Die in der mündlichen Verhandlung vor dem FG am 1.10.1996 abgegebenen übereinstimmenden Erledigungserklärungen der Kläger und des Finanzamts stehen dem Antrag auf getrennte Veranlagung nicht entgegen. Zwar endete mit der Abgabe der übereinstimmenden Erledigungserklärungen die Rechtshängigkeit der Hauptsache und die ursprünglichen Änderungsbescheide vom 10.11.1992 wurden damit bestandskräftig.
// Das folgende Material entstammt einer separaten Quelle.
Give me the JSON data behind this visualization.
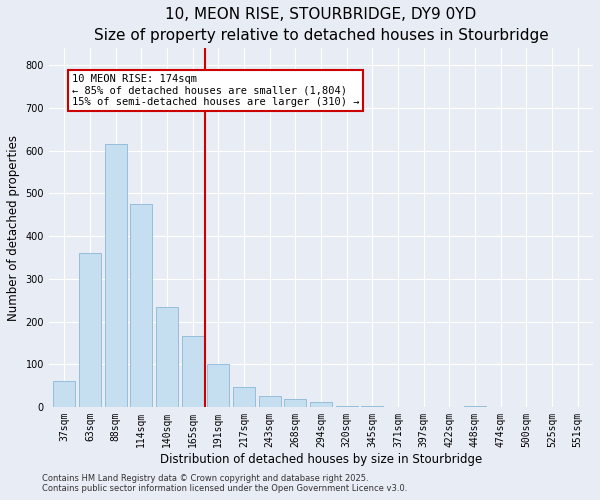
{
  "title": "10, MEON RISE, STOURBRIDGE, DY9 0YD",
  "subtitle": "Size of property relative to detached houses in Stourbridge",
  "xlabel": "Distribution of detached houses by size in Stourbridge",
  "ylabel": "Number of detached properties",
  "bar_labels": [
    "37sqm",
    "63sqm",
    "88sqm",
    "114sqm",
    "140sqm",
    "165sqm",
    "191sqm",
    "217sqm",
    "243sqm",
    "268sqm",
    "294sqm",
    "320sqm",
    "345sqm",
    "371sqm",
    "397sqm",
    "422sqm",
    "448sqm",
    "474sqm",
    "500sqm",
    "525sqm",
    "551sqm"
  ],
  "bar_values": [
    60,
    360,
    615,
    475,
    235,
    165,
    100,
    47,
    25,
    18,
    12,
    2,
    1,
    0,
    0,
    0,
    1,
    0,
    0,
    0,
    0
  ],
  "bar_color": "#c6dff0",
  "bar_edge_color": "#8bb8d8",
  "vline_x_index": 5.5,
  "vline_color": "#cc0000",
  "annotation_text": "10 MEON RISE: 174sqm\n← 85% of detached houses are smaller (1,804)\n15% of semi-detached houses are larger (310) →",
  "annotation_box_color": "#cc0000",
  "annotation_text_color": "#000000",
  "ylim": [
    0,
    840
  ],
  "yticks": [
    0,
    100,
    200,
    300,
    400,
    500,
    600,
    700,
    800
  ],
  "bg_color": "#e8ecf4",
  "plot_bg_color": "#e8ecf4",
  "footnote1": "Contains HM Land Registry data © Crown copyright and database right 2025.",
  "footnote2": "Contains public sector information licensed under the Open Government Licence v3.0.",
  "title_fontsize": 11,
  "axis_label_fontsize": 8.5,
  "tick_fontsize": 7,
  "footnote_fontsize": 6,
  "grid_color": "#ffffff",
  "annotation_fontsize": 7.5
}
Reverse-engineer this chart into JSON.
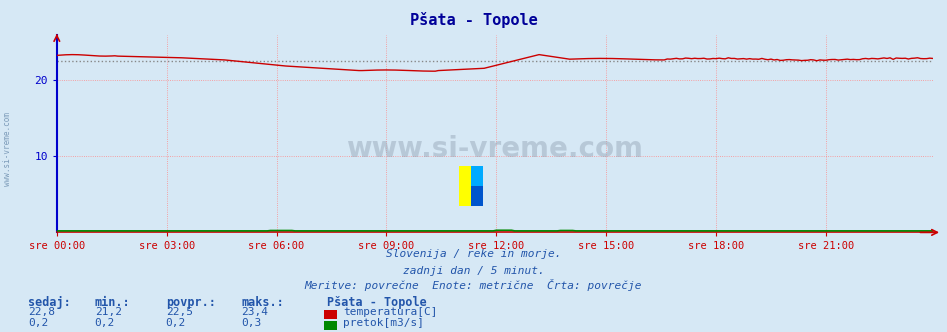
{
  "title": "Pšata - Topole",
  "background_color": "#d6e8f5",
  "plot_bg_color": "#d6e8f5",
  "grid_color": "#ff8888",
  "grid_linestyle": ":",
  "xlim": [
    0,
    287
  ],
  "ylim": [
    0,
    26
  ],
  "yticks": [
    10,
    20
  ],
  "xtick_labels": [
    "sre 00:00",
    "sre 03:00",
    "sre 06:00",
    "sre 09:00",
    "sre 12:00",
    "sre 15:00",
    "sre 18:00",
    "sre 21:00"
  ],
  "xtick_positions": [
    0,
    36,
    72,
    108,
    144,
    180,
    216,
    252
  ],
  "temp_color": "#cc0000",
  "flow_color": "#008800",
  "avg_line_color": "#888888",
  "avg_line_value": 22.5,
  "temp_min": 21.2,
  "temp_max": 23.4,
  "temp_avg": 22.5,
  "temp_current": 22.8,
  "flow_min": 0.2,
  "flow_max": 0.3,
  "flow_avg": 0.2,
  "flow_current": 0.2,
  "subtitle1": "Slovenija / reke in morje.",
  "subtitle2": "zadnji dan / 5 minut.",
  "subtitle3": "Meritve: povrečne  Enote: metrične  Črta: povrečje",
  "footer_label1": "sedaj:",
  "footer_label2": "min.:",
  "footer_label3": "povpr.:",
  "footer_label4": "maks.:",
  "footer_station": "Pšata - Topole",
  "footer_temp_label": "temperatura[C]",
  "footer_flow_label": "pretok[m3/s]",
  "text_color": "#2255aa",
  "title_color": "#000099",
  "watermark": "www.si-vreme.com",
  "left_spine_color": "#0000cc",
  "bottom_spine_color": "#cc0000"
}
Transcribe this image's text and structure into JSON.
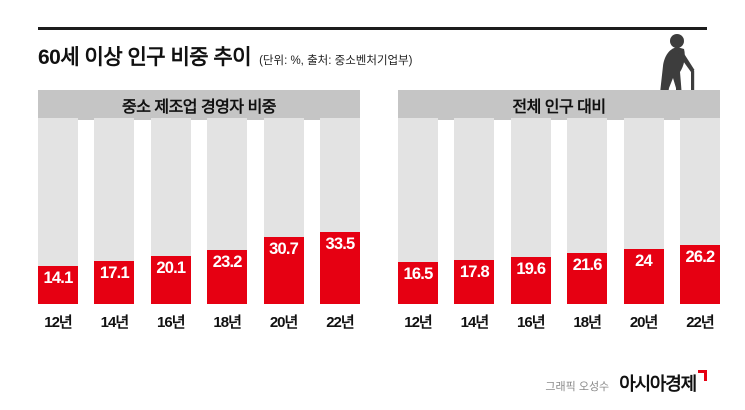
{
  "header": {
    "title": "60세 이상 인구 비중 추이",
    "subtitle": "(단위: %, 출처: 중소벤처기업부)"
  },
  "chart_data": [
    {
      "type": "bar",
      "title": "중소 제조업 경영자 비중",
      "categories": [
        "12년",
        "14년",
        "16년",
        "18년",
        "20년",
        "22년"
      ],
      "values": [
        14.1,
        17.1,
        20.1,
        23.2,
        30.7,
        33.5
      ],
      "unit": "%",
      "ylim": [
        0,
        40
      ],
      "value_labels_inside_bar": true
    },
    {
      "type": "bar",
      "title": "전체 인구 대비",
      "categories": [
        "12년",
        "14년",
        "16년",
        "18년",
        "20년",
        "22년"
      ],
      "values": [
        16.5,
        17.8,
        19.6,
        21.6,
        24,
        26.2
      ],
      "unit": "%",
      "ylim": [
        0,
        40
      ],
      "value_labels_inside_bar": true
    }
  ],
  "footer": {
    "credit": "그래픽 오성수",
    "logo_text": "아시아경제"
  },
  "colors": {
    "bar_red": "#e60012",
    "bar_gray": "#e3e3e3",
    "header_gray": "#c5c5c5",
    "rule_dark": "#1c1c1c"
  },
  "icons": {
    "elderly_person": "elderly-person-with-cane-icon"
  }
}
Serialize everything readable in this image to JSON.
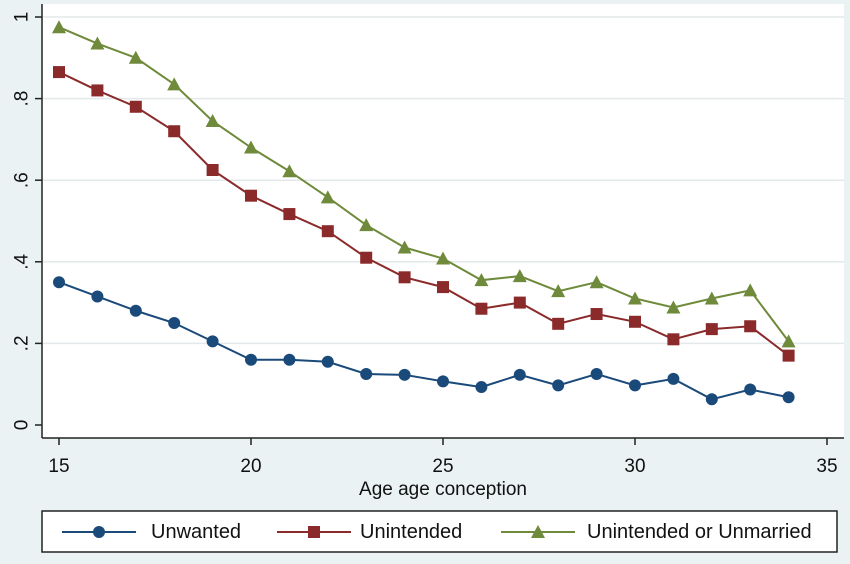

Nicht erfasst von diesen Erklärungen sind indessen die Bescheide vom 18.2.1997, mit denen die in der mündlichen Verhandlung getroffene tatsächliche Verständigung umgesetzt wurde und die nicht Streitgegenstand dieses Prozesses waren. Auch § 351 Abs. 1 AO steht einer Änderung der Veranlagungsart nicht entgegen. Diese Vorschrift bestimmt, dass Verwaltungsakte, die unanfechtbare Verwaltungsakte ändern, nur insoweit angegriffen werden können, als die Änderung reicht. Die ESt-Bescheide vom 18.2.1997 änderten die bestandskräftigen ESt-Bescheide vom 10.11.1992. Da es sich um Änderungen zugunsten der Kläger handelte, waren die geänderten Bescheide grundsätzlich nicht mehr angreifbar. § 351 Abs. 1 AO begrenzt aber nur den Umfang der Anfechtung eines Steuerbescheides. Das Begehren auf Änderung der Veranlagungsart ist jedoch nicht als Anfechtung zu verstehen, sondern als ein auf Durchführung einer erneuten Veranlagung gerichtetes Verpflichtungsbegehren. Die im Zusammenhang mit der Änderung eines Steuerbescheides erneut ausgeübte Wahl der Veranlagungsart löst nur die Rechtsfolgen der §§ 26a bis 26c EStG aus, lässt im Übrigen aber die Besteuerungsgrundlagen unverändert.
Eine Beschränkung des Wahlrechts nach § 26 EStG ist auch nicht durch die Vereinbarung der Kläger mit dem Finanzamt in der mündlichen Verhandlung vom 1.10.1996 eingetreten. Zwar haben sich die Beteiligten unter diesem Datum tatsächlich darüber verständigt, den Rechtsstreit in der Weise zu erledigen, dass das Finanzamt geänderte ESt-Bescheide für die Streitjahre erlässt, denen geringere gewerbliche Einkünfte zugrunde liegen als bisher geschätzt; Inhalt dieser Verständigung war aber nicht eine bestimmte Veranlagungsart. Der Vereinbarung kann nicht entnommen werden, dass das Finanzamt die Änderung der Bescheide nur für den Fall der Zusammenveranlagung zugesagt hat. Die Beteiligten haben sich lediglich auf einen bestimmten Sachverhalt geeinigt, der den Besteuerungsgrundlagen zugrunde liegen soll, nicht dagegen darauf, dass die Kläger das Veranlagungswahlrecht in bestimmter Weise ausüben.